My sister played a huge role in bringing light into my world, introducing me to another way of thought. The old Nic was a skeptic...oh was I ever! I thought crystals, vibrations, intuition, mediation, chakras was all "bogus!" (as quoted by our teachers Bill & Ted). However at this point I gave it all a try, what did I have to lose right? I mean in that moment I thought I had lost it all and when I say all; I'm talking about myself( the I am). I underestimated the power of working out and a cleaner diet, I will say it over and over your physical health plays a huge part in your mental health. If you think about it our bodies are hosts for the most scared part of us; our souls. If we ignore to aid our bodies, we are ultimately ignoring our truest self. In my opinion it was for this reason I came to a low point in myself, I didn't lack spirituality realistically it had been inside of me this whole time. I needed to stop ignoring this part of me but most importantly be opened to things beyond my understanding; you see that is courage.
I continued on this new path; I welcomed crystals (no not type they sell at Swarovski) I'm talking about the raw crystals that were constantly overlooked for not being 'shiny' enough. They bought the energy I was lacking in times of confusion, pain, healing; basically they bring it all!
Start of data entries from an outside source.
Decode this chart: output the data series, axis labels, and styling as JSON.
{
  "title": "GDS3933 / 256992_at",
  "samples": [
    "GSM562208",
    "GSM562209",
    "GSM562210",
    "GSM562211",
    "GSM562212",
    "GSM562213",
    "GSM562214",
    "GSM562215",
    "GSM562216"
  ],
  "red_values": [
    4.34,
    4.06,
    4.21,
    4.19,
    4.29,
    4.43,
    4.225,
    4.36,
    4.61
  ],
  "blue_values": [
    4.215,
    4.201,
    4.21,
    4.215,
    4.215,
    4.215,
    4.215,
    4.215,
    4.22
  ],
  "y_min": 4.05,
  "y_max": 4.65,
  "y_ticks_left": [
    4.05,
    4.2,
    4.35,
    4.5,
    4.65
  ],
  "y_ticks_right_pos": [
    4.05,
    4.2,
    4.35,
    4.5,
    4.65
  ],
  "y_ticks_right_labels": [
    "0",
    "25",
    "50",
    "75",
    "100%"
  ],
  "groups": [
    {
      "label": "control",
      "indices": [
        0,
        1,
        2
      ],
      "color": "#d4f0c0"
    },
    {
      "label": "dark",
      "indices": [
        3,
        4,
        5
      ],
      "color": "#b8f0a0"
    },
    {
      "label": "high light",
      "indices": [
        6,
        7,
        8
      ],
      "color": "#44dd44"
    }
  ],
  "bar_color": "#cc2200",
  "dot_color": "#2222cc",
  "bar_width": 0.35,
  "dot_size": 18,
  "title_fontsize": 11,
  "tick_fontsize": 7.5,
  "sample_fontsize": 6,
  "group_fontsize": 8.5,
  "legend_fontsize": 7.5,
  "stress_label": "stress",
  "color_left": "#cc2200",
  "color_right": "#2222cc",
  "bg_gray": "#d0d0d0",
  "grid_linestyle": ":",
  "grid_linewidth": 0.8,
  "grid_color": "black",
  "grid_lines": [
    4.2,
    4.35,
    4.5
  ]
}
The 'Well-Being' section at Indigo became my second home and reading evolved into a form of meditation(um say what? I know I know). You see when people aka me thought about mediation automatically I pictured a silhouette, sitting on a pillow, crossed legged, breathing with their eyes closed. However if you look up the definition to meditation it is the 'action' of contemplation and reflection. Meditation can be expressed in many different ways, in my experience it is action with intention that promotes the practice of mindfulness. The moment I became grateful for my life, was the moment I truly began to live.